Transistor PNP terdiri dari 2 lapisan bahan P yang mengapit 1 lapisan bahan N, sedangkan transistor NPN terdiri dari 2 lapisan bahan N yang mengapit 1 lapisan bahan P. Jadi keduanya sangat bertolak belakang.

Transistor NPN dan PNP

Oleh karena itu untuk menghasilkan aliran arus pada transistor NPN, maka tegangan positif dihubungkan ke pin collector dan arus mengalir dari collector menuju ke emitor.
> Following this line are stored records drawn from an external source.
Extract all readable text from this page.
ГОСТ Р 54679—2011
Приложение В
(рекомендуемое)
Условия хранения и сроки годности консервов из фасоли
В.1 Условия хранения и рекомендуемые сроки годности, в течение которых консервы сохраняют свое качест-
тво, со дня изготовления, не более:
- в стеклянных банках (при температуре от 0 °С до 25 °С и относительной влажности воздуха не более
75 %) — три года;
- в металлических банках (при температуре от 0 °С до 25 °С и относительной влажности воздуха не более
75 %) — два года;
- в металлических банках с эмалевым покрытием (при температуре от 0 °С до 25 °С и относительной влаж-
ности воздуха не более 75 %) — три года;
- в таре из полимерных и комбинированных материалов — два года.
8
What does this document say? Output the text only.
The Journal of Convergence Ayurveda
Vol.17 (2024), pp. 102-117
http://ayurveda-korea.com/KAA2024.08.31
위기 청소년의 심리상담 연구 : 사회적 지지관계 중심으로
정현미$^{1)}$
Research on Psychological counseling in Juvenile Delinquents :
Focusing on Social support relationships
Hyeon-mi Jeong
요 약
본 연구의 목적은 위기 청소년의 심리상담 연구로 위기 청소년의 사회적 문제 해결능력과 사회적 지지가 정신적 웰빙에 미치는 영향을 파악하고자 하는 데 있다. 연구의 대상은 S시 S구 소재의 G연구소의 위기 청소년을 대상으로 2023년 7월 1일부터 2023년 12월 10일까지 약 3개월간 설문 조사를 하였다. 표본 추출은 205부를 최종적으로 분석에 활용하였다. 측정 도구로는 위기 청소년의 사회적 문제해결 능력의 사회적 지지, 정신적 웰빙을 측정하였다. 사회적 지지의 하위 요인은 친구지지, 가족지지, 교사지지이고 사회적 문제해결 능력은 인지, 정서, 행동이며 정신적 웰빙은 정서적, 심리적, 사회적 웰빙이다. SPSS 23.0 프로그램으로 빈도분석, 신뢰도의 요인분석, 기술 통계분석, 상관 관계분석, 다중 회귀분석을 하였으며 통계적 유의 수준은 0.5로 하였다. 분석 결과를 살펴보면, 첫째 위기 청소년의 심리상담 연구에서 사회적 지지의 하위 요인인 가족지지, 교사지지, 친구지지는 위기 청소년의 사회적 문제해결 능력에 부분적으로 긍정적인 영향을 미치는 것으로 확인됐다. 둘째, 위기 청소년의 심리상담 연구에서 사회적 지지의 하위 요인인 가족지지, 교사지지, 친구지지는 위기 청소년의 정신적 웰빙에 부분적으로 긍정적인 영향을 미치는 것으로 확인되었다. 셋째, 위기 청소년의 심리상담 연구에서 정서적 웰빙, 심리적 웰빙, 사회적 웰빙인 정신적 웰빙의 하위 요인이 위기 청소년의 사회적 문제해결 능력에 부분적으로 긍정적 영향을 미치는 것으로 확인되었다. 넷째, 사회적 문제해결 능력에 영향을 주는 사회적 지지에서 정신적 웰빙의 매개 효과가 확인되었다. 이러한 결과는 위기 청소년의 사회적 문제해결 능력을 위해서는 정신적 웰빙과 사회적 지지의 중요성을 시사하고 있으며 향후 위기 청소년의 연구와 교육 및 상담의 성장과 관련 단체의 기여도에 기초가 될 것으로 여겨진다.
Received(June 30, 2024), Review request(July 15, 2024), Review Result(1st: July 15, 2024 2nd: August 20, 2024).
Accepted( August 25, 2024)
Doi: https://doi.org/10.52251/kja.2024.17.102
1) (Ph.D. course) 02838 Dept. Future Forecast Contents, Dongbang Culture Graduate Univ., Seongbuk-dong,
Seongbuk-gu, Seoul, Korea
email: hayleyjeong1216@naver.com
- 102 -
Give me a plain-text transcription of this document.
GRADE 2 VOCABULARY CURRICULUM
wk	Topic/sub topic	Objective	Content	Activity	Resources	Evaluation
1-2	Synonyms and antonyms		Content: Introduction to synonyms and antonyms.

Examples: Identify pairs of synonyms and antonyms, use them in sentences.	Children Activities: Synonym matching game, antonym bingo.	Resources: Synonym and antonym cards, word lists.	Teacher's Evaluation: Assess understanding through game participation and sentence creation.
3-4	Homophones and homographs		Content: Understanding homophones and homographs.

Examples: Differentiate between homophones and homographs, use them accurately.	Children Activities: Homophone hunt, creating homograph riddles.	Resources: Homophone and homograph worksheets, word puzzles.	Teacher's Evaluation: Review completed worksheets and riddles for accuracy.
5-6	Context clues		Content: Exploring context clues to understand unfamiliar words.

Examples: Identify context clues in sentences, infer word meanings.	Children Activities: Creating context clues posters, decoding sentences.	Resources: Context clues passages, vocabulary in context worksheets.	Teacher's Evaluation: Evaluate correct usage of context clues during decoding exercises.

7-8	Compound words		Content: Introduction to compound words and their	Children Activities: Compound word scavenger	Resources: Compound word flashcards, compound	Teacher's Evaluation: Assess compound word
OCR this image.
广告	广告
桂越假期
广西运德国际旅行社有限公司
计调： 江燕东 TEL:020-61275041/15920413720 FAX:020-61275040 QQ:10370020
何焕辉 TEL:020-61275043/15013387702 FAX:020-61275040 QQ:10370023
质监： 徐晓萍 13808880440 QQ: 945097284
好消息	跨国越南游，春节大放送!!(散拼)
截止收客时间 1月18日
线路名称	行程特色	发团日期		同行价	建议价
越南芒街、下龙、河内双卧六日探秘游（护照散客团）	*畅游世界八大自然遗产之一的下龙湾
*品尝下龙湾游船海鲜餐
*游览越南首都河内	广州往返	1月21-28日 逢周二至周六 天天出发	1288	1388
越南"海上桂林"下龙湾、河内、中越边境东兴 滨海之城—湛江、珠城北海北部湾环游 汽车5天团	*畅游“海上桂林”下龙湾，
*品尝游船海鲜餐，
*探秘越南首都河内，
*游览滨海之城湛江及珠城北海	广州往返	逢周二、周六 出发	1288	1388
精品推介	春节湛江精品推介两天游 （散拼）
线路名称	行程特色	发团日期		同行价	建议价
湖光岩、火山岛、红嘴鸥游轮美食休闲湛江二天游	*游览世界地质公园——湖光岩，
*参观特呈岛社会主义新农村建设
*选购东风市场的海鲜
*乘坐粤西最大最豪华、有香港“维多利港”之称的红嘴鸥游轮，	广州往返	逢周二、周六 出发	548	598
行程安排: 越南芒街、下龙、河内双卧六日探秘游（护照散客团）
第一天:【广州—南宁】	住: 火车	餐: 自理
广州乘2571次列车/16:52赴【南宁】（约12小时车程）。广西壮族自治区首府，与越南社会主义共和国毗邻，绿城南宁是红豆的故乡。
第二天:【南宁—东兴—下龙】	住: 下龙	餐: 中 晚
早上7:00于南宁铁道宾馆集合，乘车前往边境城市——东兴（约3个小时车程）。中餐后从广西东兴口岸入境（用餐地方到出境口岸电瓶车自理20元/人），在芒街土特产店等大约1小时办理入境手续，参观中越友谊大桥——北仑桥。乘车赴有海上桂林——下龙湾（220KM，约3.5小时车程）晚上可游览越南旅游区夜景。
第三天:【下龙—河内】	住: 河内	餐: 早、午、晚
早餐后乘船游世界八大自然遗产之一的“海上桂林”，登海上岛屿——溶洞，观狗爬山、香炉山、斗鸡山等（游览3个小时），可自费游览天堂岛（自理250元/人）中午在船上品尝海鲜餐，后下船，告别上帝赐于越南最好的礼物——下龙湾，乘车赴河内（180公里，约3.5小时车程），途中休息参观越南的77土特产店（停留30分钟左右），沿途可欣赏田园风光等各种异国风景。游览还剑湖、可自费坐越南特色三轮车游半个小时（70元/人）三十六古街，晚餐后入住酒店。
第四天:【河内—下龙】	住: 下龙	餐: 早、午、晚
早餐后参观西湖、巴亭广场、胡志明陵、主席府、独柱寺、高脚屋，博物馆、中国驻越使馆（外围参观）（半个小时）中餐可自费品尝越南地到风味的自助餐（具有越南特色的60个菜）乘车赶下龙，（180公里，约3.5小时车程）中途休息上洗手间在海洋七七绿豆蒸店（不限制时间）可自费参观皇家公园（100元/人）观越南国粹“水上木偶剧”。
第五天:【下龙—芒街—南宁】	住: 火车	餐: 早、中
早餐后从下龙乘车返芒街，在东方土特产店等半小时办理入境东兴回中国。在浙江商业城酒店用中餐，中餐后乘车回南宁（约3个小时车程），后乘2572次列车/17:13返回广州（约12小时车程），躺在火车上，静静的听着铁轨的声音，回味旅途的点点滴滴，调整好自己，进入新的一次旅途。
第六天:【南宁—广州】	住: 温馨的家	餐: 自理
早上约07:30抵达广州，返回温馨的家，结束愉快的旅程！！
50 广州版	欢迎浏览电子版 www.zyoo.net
Sedangkan Pada transistor PNP, tegangan positif masuk ke terminal emitor dan arus mengalir dari emitor ke collector.

Baca juga : Cara Membaca Resistor Dengan 5 atau 6 Pita/Gelang Warna

Tegangan dan Arus Bias Transistor

Transistor NPN

Kerja Transistor 1

Transistor NPN menerima tegangan positif pada pin collector. Hal ini sehingga membuat arus mengalir dari collector ke emitor(Lc), untuk hal ini harus ada arus basis yang cukup (Lb)untuk meng “On”kan transistor.

Transistor PNP

Bias transistor

Transistor PNP menerima tegangan positif pada pin emitor. Hal ini sehingga membuat arus dapat mengalir dari emitor ke kolektor(Ie), untuk hal ini harus ada arus negatif ke basis – arus yang mengalir keluar dari basis ke ground (Ib).

Cara Transistor Beroperasi (On dan Off )

Transistor NPN

Begini cara kerja transistor NPN:

Ketika tegangan yang disuplai ke basis melebihi tegangan ambang sebesar 0,7V, yaitu ketika Anda menaikkan arus yang ke basis transistor NPN, maka transistor akan terus mengalirkan lebih banyak sampai arus mengalir sepenuhnya dari kolektor ke emitor.

Dan ketika Anda menurunkan arus yang ke basis transistor NPN, maka transistor akan membuat arus yang melintasi dari collector ke emitor semakin sedikit, sampai tegangan yang disuplai ke basis berada di bawah ambang batas tegangan 0,7V, di mana pada titik dimana transistor sudah tidak lagi membuka lintas kolektor ke emitor dan transistor di “off”kan.

Transistor PNP

Transistor PNP berfungsi secara sebaliknya:

Saat arus hilang dari basis (mengalir keluar dari basis ke ground), maka transistor “On” dan membuka lintas daya pada beban keluaran.

Jadi begitulah konsep utama dari kedua jenis transistor bipolar, yaitu NPN dan PNP. Semoga penjelasan sederhana perbedaan antara transistor NPN dan PNP ini bisa dengan mudah Anda pahami.